Manning the biggest star by far on Media Day
AP National Writer
MIAMI (AP) – Peyton Manning worked the room masterfully. He took questions from all directions, throwing in plenty of eye contact. He spoke glowingly when necessary, took a few stabs at humor and steered away from anything that might come across as controversial.
Yes, the Indianapolis Colts quarterback handled Super Bowl media day with the same aplomb he shows at the line of scrimmage.
Manning, a four-time MVP and clearly the biggest star in South Florida, spoke on a wide range of subjects Tuesday without revealing a whole lot we didn’t already know. He certainly didn’t provide any bulletin-board fodder to Sunday’s opponent, the New Orleans Saints.
Heck, that’s his hometown, the city where his father Archie played and still lives. If the Colts weren’t trying to win a title of their own, Manning would’ve been the Saints’ biggest fan. He was certainly happy when they beat Minnesota in an overtime thriller to earn their first trip to the Super Bowl, a game that Manning won three years ago.
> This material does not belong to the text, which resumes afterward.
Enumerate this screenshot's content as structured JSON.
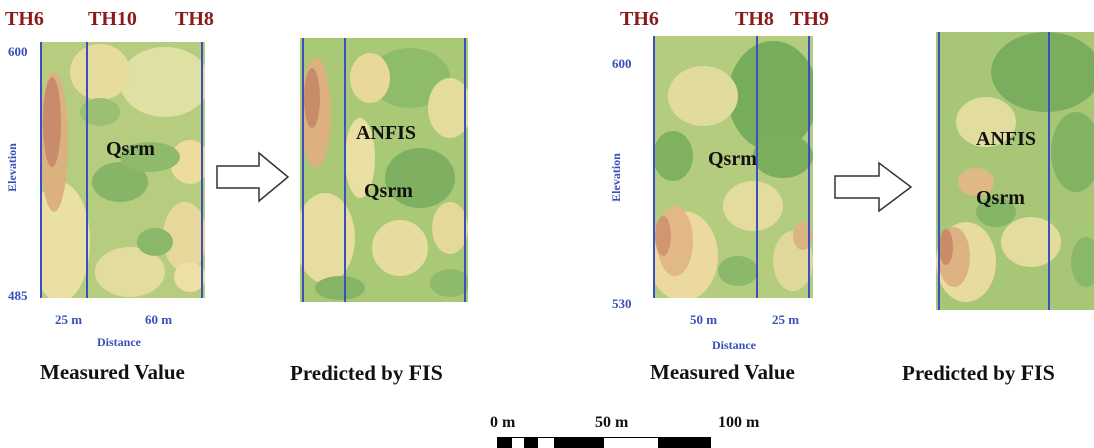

“The Saint were my team growing up,” he said. “I was really excited for New Orleans, watching them win that game against the Vikings. It was exciting to see the French Quarter empty in the third quarter and then be packed after the game. I had a lot of friends down there tell me what it was like.”
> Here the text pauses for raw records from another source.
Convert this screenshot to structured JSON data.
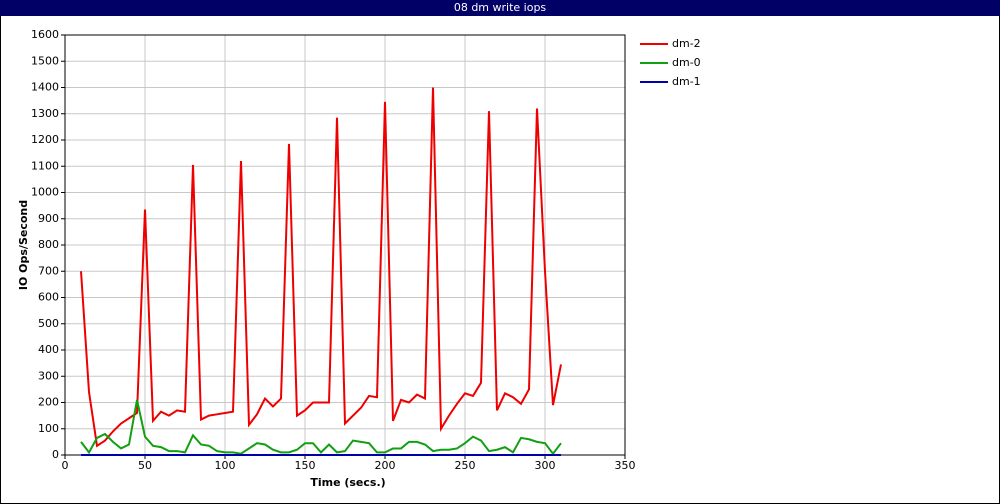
{
  "chart_data": {
    "type": "line",
    "title": "08 dm write iops",
    "x_label": "Time (secs.)",
    "y_label": "IO Ops/Second",
    "x": [
      10,
      15,
      20,
      25,
      30,
      35,
      40,
      45,
      50,
      55,
      60,
      65,
      70,
      75,
      80,
      85,
      90,
      95,
      100,
      105,
      110,
      115,
      120,
      125,
      130,
      135,
      140,
      145,
      150,
      155,
      160,
      165,
      170,
      175,
      180,
      185,
      190,
      195,
      200,
      205,
      210,
      215,
      220,
      225,
      230,
      235,
      240,
      245,
      250,
      255,
      260,
      265,
      270,
      275,
      280,
      285,
      290,
      295,
      300,
      305,
      310
    ],
    "series": [
      {
        "name": "dm-2",
        "color": "#ee0000",
        "values": [
          700,
          240,
          35,
          55,
          90,
          120,
          140,
          160,
          935,
          130,
          165,
          150,
          170,
          165,
          1105,
          135,
          150,
          155,
          160,
          165,
          1120,
          115,
          155,
          215,
          185,
          215,
          1185,
          150,
          170,
          200,
          200,
          200,
          1285,
          120,
          150,
          180,
          225,
          220,
          1345,
          130,
          210,
          200,
          230,
          215,
          1400,
          100,
          150,
          195,
          235,
          225,
          275,
          1310,
          170,
          235,
          220,
          195,
          250,
          1320,
          700,
          190,
          345
        ]
      },
      {
        "name": "dm-0",
        "color": "#11a011",
        "values": [
          50,
          10,
          65,
          80,
          50,
          25,
          40,
          210,
          70,
          35,
          30,
          15,
          15,
          10,
          75,
          40,
          35,
          15,
          10,
          10,
          5,
          25,
          45,
          40,
          20,
          10,
          10,
          20,
          45,
          45,
          10,
          40,
          10,
          15,
          55,
          50,
          45,
          10,
          10,
          25,
          25,
          50,
          50,
          40,
          15,
          20,
          20,
          25,
          45,
          70,
          55,
          15,
          20,
          30,
          10,
          65,
          60,
          50,
          45,
          5,
          45
        ]
      },
      {
        "name": "dm-1",
        "color": "#0000aa",
        "values": [
          0,
          0,
          0,
          0,
          0,
          0,
          0,
          0,
          0,
          0,
          0,
          0,
          0,
          0,
          0,
          0,
          0,
          0,
          0,
          0,
          0,
          0,
          0,
          0,
          0,
          0,
          0,
          0,
          0,
          0,
          0,
          0,
          0,
          0,
          0,
          0,
          0,
          0,
          0,
          0,
          0,
          0,
          0,
          0,
          0,
          0,
          0,
          0,
          0,
          0,
          0,
          0,
          0,
          0,
          0,
          0,
          0,
          0,
          0,
          0,
          0
        ]
      }
    ],
    "xlim": [
      0,
      350
    ],
    "xticks": [
      0,
      50,
      100,
      150,
      200,
      250,
      300,
      350
    ],
    "ylim": [
      0,
      1600
    ],
    "yticks": [
      0,
      100,
      200,
      300,
      400,
      500,
      600,
      700,
      800,
      900,
      1000,
      1100,
      1200,
      1300,
      1400,
      1500,
      1600
    ],
    "grid": true,
    "legend": "right"
  }
}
Manning said he also appreciates the history of the Colts, dating back to their days in Baltimore. In fact, one of his father’s favorite players was Hall of Fame quarterback Johnny Unitas (the other: Mickey Mantle).
“I understand the significance of Unitas,” Manning said. “I still feel that connection to Colts history.”
Not long after being drafted by Indianapolis, Manning met Saints quarterback Drew Brees, who was then playing at right-down-the-road Purdue.
“He came to see a Colts game,” said Manning, who then quickly pointed out that Brees “paid for his ticket. Everything was on the up-and-up,” apparently in case the NCAA was listening.
Manning didn’t get any offbeat questions, but that didn’t stop him from trying to add a little levity to the proceedings.
“No, I’m not superstitious,” he said. “I’m just a little ‘stitious. OK, that’s a bad joke. Eli gave me that one. I take it back.”
Later, when another reporter broached the same subject, Manning was more revealing. He doesn’t carry around a rabbit’s foot, but he does have a routine he goes through before every game. When he first gets to the stadium, he reads the game program from front to back. Then, exactly two hours before kickoff, he goes out to the field to throw a few balls with receiver Reggie Wayne.
Manning shied away from any questions that might have turned controversial.
For instance, when asked about Lane Kiffin bolting from Manning’s alma mater, Tennessee, to take the coaching job at USC, the quarterback replied, “I’m looking forward when it comes to the situation in Knoxville. I just want to wish the best to coach Dooley,” referring to Kiffin’s successor Derek Dooley.
On other subjects, Manning said:
– He misses former NFL quarterback Steve McNair, who was slain last summer by his mistress in what was ruled a murder-suicide. “There was no tougher player in the NFL than Steve McNair. I’m really proud to have shared the MVP award with him in 2003.”
– The Colts will try to establish their ground game Sunday, even though they ranked last in the NFL in rushing yards during the regular season. “I don’t think you can just drop back and pass on every single play.”
– He believes the league is sincere in its efforts to deal with concussions. “I appreciate what the NFL is trying to do. The game is about being tough, but it’s about being smart as well.”
– The Florida quarterback who’s getting mixed reviews from NFL scouts will do better in the pros than many are expecting. “Any NFL team would be lucky to have Tim Tebow. I think about all the problems we’ve had on third-and-1 and fourth-and-1. He was probably 100 percent in his college career at converting those.”
– It’s too early for him to assess the impact of his career, even though he’s been in the league for a dozen seasons and is one win away from joining the elite group of quarterbacks who led teams to more than one Super Bowl title. “When my career is over, I’ll look back and reflect. But it’s so year-to-year right now.”
During his hour-long session, Manning took just under 80 questions and was often surrounded by up to 100 reporters, photographers and cameramen – all crammed into an area not much bigger than the hotel rooms most fans are staying in this week.
Not surprisingly, putting that many people into such a confined space can cause tensions to rise. Police had to be called to settle a dispute between two media members who jostled for prime real estate even before Manning arrived. But everyone came to an uneasy truce.